The main money guzzler - renting
Rent is a big monthly cost for many of those saving to buy a home. Some experts say that if your housing costs are over 50% of your monthly wage, then you are severely cost burdened. The sad truth is that this is often the case for Londoners, due to exceptionally high rents. However, if you are prepared to be a little flexible, there could be ways of reducing your housing costs, which will up the amount you can put into your savings each month. Remember: short term sacrifices could help you achieve long term gains.
You could also consider the following.
Moving in with a family member
Parents, aunts, cousins... not everyone is lucky enough to have a family member living nearby, but if you do, chances are they would be happy to earn some extra income from a lodger.
Moving into a shared house rather than living alone
This can drastically reduce your bills as well as rent. If you'd rather not share bathrooms, look for a room with a private en suite. If cleanliness concerns you, choose a house share where the housemates agree to pay for a cleaner.
Moving to a cheaper area
If you're considering buying further out, why not get used to the area while you're saving? Getting area insights will allow you to make better decisions when choosing a home.
This may be a more drastic way to increase your saving power, and shouldn't be taken lightly. Moving for renters is now cheaper, thanks to the new ban on rental agency fees, but consider the impact it could have on your wellbeing and lifestyle. If you choose to move for the short term, make a plan, and keep it to a limited length of time.
Further ways of saving for a deposit
Here are five further money saving tips to help you save for a deposit:
Switch up your energy supplier
There could be up to 50 energy suppliers competing for your business, so make the most of a crowded market by shopping around and comparing the prices.
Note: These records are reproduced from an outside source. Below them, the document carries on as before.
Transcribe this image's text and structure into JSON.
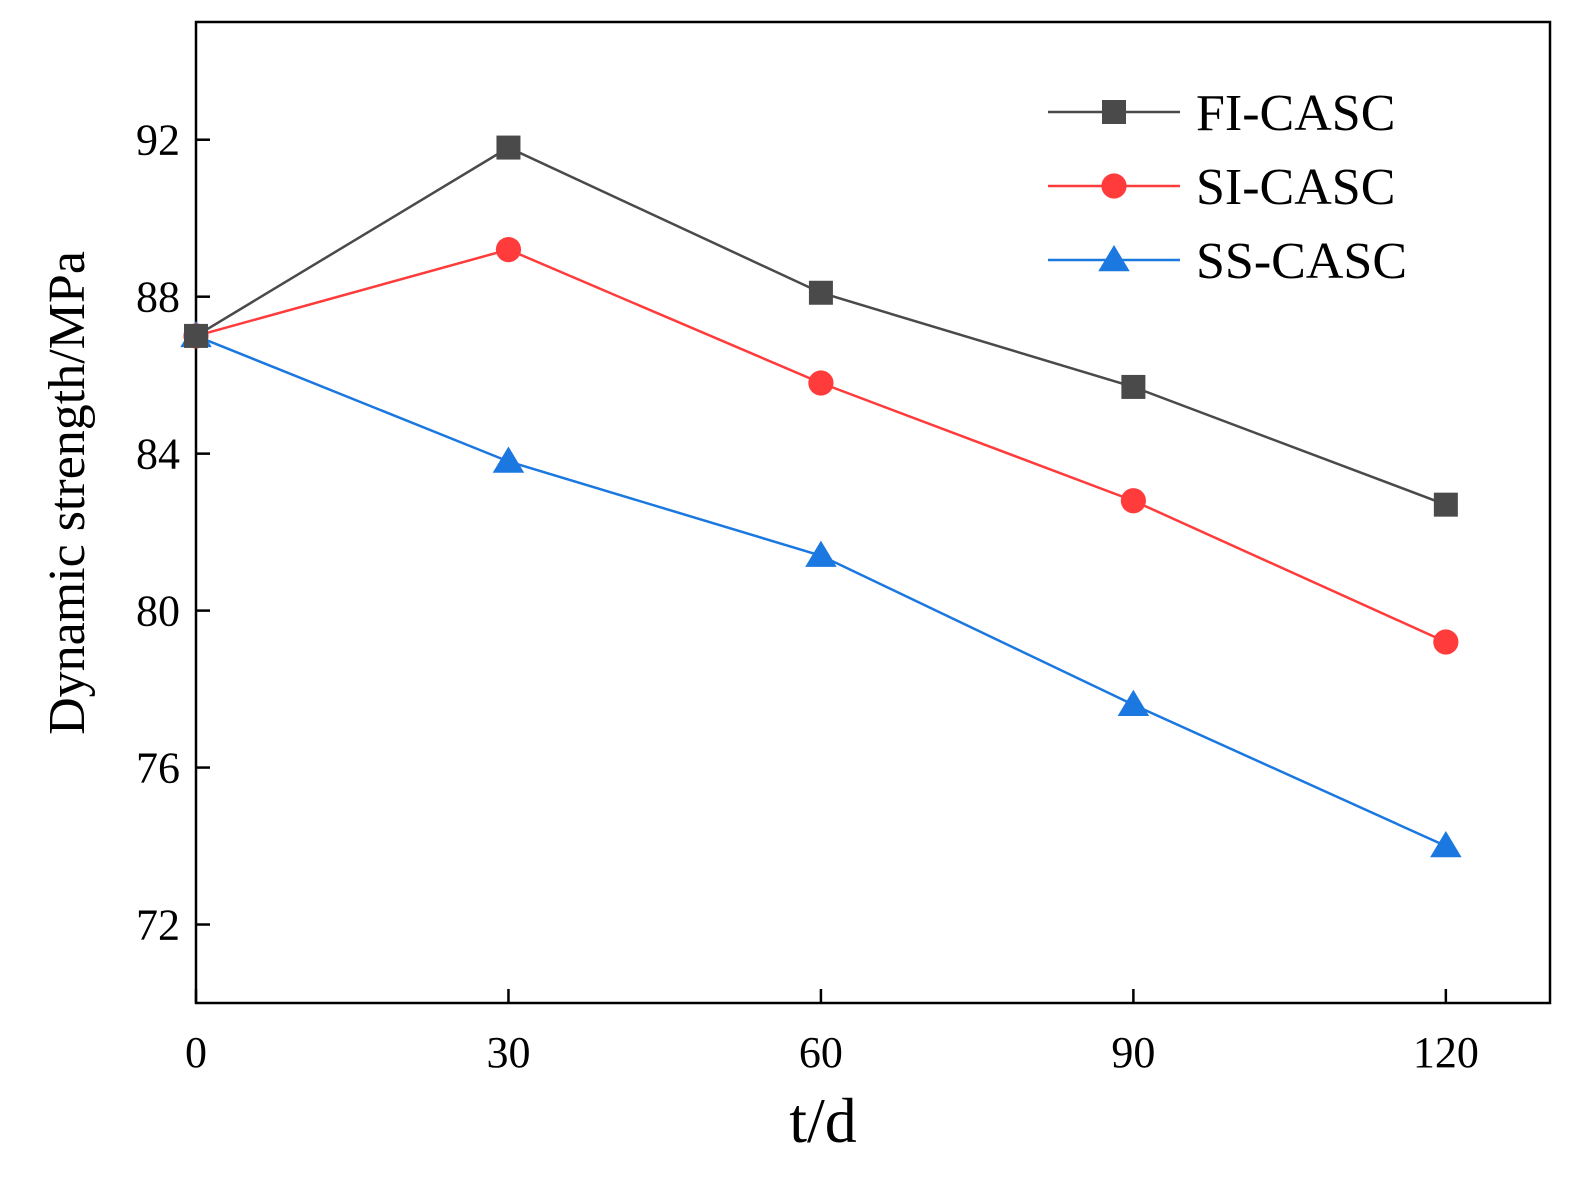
{
  "chart_data": {
    "type": "line",
    "title": "",
    "xlabel": "t/d",
    "ylabel": "Dynamic strength/MPa",
    "x": [
      0,
      30,
      60,
      90,
      120
    ],
    "xlim": [
      0,
      130
    ],
    "ylim": [
      70,
      95
    ],
    "xticks": [
      0,
      30,
      60,
      90,
      120
    ],
    "yticks": [
      72,
      76,
      80,
      84,
      88,
      92
    ],
    "grid": false,
    "legend_position": "top-right",
    "series": [
      {
        "name": "FI-CASC",
        "values": [
          87.0,
          91.8,
          88.1,
          85.7,
          82.7
        ],
        "color": "#4a4a4a",
        "marker": "square"
      },
      {
        "name": "SI-CASC",
        "values": [
          87.0,
          89.2,
          85.8,
          82.8,
          79.2
        ],
        "color": "#ff3b3b",
        "marker": "circle"
      },
      {
        "name": "SS-CASC",
        "values": [
          87.0,
          83.8,
          81.4,
          77.6,
          74.0
        ],
        "color": "#1a78e0",
        "marker": "triangle"
      }
    ]
  }
}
Now that energy accounts are managed online, switching is easier than ever, and Ofgem have put together this handy guide to help you. You could save up to £250 a year by switching (that's a pretty good hourly rate if it takes just 1-2 hours to do the admin).
Make money from your parking space
If you're lucky enough to live in a rental property with a driveway, there are a number of websites which allow you to rent out your parking space to someone who needs it.
Shop for food online
Make the most of bulk buying and spot the deals by shopping online for cupboard staples, toiletries and longlife items. You can choose a delivery slot based on the price (Sainsburys and Ocado offer £1 delivery) and it will save you carrying it to and from the shop or carpark as well!
Check your phone bill
Loyalty doesn't always pay. If you've been with the same provider since you had your first Motorola Razr at age 16, it's likely that you've never looked at the alternative offers available to you. If you're happy with your handset and have finished paying it off, take a look at the market and switch to the best sim-only deal. Do you need unlimited data or could you manage with a smaller 5GB allowance?
Make some sacrifices
There are only a lucky few people who can genuinely save as much as they need, without making some sacrifices to their lifestyle or personal spending. Make some choices about what you can do without - it might be taking in lunch twice a week, or buying new clothes only once a month - by making a conscious decision and keeping to manageable goals and you're more likely to stick with it. Think about how future you will one day be reaping the reward by moving into your own home!
*Lifetime ISA, or LISA, was introduced by the UK government to replace the Help to Buy ISA, which was phased out in November 2019. Those who own a Help to Buy ISA can still benefit from a 25% government bonus when they use the savings to buy their first home, but the bonus is paid only at the time of the completion of the purchase. Both Help To Buy and Lifetime ISA savings and bonus can be used with the Proportunity Loan to buy your first home.